И опять же Люцина, да будет ей земля пухом, приехав к нам в Варшаву в гости из своего Урсинова, сообщила, что у Здиха появилась невеста Бася и Здих от любви к ней совсем потерял голову. Уж так он её обожает, ну прямо Ромео. Удар был столь силён, что я с трудом вынесла его, а ведь ещё приходилось слушать все это с равнодушным видом, иначе все семейство замучило бы меня насмешками. К счастью, тут подвернулся Рыжик… и моё отчаяние немного поубавилось. Что же касается Здиха и Баси, они поженились, до сих пор живут в мире и согласии, и когда мы встречаемся, все трое с умилением вспоминаем события давно минувшей юности.
Тем не менее страсти во мне бушевали великие, горе я пережила сильное и немного гордилась тем, что столь могучую трагедию пришлось претерпеть в столь юном возрасте.
Последующие любовные переживания обрушились на меня уже в более зрелом возрасте, в семнадцать лет, и, честно говоря, до сих пор не могу простить себе, что так глупо вычеркнула из жизни кусок своей юности, пусть даже и не очень продолжительный.

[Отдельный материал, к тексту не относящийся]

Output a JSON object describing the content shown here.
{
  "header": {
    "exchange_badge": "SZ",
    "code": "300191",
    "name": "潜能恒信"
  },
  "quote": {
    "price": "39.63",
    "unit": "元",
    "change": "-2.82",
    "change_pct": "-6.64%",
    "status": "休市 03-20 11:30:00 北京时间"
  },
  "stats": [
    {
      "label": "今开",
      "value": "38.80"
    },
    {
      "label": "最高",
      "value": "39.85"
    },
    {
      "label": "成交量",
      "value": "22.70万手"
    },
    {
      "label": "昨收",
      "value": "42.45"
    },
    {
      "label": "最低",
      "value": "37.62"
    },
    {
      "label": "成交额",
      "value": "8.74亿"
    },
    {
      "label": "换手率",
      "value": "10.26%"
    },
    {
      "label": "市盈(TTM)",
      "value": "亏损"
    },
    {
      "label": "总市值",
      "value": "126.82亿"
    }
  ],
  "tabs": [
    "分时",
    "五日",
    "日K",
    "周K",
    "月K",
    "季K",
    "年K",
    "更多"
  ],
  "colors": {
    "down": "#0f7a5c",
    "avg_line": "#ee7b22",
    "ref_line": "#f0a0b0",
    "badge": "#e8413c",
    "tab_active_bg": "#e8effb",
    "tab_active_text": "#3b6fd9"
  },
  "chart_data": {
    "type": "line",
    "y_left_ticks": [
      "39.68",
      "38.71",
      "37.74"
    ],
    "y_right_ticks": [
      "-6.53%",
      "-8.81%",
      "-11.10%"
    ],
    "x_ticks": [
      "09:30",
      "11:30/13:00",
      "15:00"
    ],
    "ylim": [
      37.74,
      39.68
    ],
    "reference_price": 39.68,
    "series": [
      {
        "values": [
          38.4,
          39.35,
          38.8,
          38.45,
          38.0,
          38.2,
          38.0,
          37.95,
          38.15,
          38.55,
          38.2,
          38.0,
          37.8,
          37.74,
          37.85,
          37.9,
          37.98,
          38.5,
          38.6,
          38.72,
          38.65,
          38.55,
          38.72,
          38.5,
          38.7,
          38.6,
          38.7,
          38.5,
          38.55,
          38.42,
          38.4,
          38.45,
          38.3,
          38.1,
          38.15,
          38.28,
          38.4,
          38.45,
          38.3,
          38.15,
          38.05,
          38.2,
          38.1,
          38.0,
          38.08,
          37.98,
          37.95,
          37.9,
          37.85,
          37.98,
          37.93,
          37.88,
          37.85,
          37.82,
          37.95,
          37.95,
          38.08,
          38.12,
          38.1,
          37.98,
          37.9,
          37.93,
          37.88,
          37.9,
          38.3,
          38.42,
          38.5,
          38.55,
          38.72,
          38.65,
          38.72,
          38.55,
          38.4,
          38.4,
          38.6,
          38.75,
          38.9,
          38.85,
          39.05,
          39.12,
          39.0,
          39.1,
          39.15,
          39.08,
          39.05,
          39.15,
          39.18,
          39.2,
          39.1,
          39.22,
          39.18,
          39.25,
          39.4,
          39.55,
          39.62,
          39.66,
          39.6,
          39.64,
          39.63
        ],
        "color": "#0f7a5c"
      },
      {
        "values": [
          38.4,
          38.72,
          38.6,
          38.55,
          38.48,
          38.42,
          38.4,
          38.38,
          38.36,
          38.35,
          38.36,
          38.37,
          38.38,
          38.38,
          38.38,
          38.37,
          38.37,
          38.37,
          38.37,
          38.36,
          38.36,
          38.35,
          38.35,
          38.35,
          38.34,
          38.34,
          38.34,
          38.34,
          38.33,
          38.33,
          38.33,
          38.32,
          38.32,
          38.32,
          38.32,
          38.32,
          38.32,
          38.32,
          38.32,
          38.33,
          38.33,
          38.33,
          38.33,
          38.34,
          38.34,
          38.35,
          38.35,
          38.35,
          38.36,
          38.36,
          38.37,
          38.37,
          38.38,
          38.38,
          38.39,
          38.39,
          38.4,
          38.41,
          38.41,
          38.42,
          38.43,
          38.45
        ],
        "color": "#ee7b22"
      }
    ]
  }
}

Произошло это во время каникул перед началом последнего школьного года, когда мы с Янкой поехали в лагерь у моря. Там я влюбилась в Стефана. Тут аукается "Жизнь как жизнь ". Жил Стефан в Катовицах, но уже закончил школу и собирался учиться в Варшаве на врача. К тому времени хахаля я давно продала, великая любовь к Здиславу, распространяясь также на его невесту, постепенно затихала, так что сердце оказалось свободным. Ну я и втюрилась в Стефана по самые уши. Так что переживания Терески из-за любви к Богусю ( «Жизнь как жизнь») я описывала в соответствии с собственными переживаниями. И блестящий нос отравлял мне жизнь, и бесконечное ожидание возлюбленного, который обещал непременно навестить меня в Варшаве. Я ничем не могла заняться, все из рук валилось, ночью и днём мучила одна мысль: когда же придёт Стефан? Я сидела, тупо уставившись в окно, где за забором по ту сторону Аллеи Неподлеглости работали заключённые, воздвигая новые дома по ещё не застроенной противоположной стороне улицы. Работали заключённые до четырех дня, и мне доставляло какую-то горькую отраду наблюдать за ними. Вот и я сижу, как в тюрьме, боюсь выйти из дому — вдруг Стефан появится именно в это время и, не застав меня дома, уедет и больше не вернётся? Чтобы хоть чем-то занять себя, я принялась пороть старое платье, обманывая себя, будто потом сошью из тряпок что-то новенькое. Возможно, распоров одно платье, я принялась за другое, не помню, возможно, распорола все и, когда платья кончились, взялась за тетрадь и принялась записывать в неё свои переживания. Так прошёл остаток каникул.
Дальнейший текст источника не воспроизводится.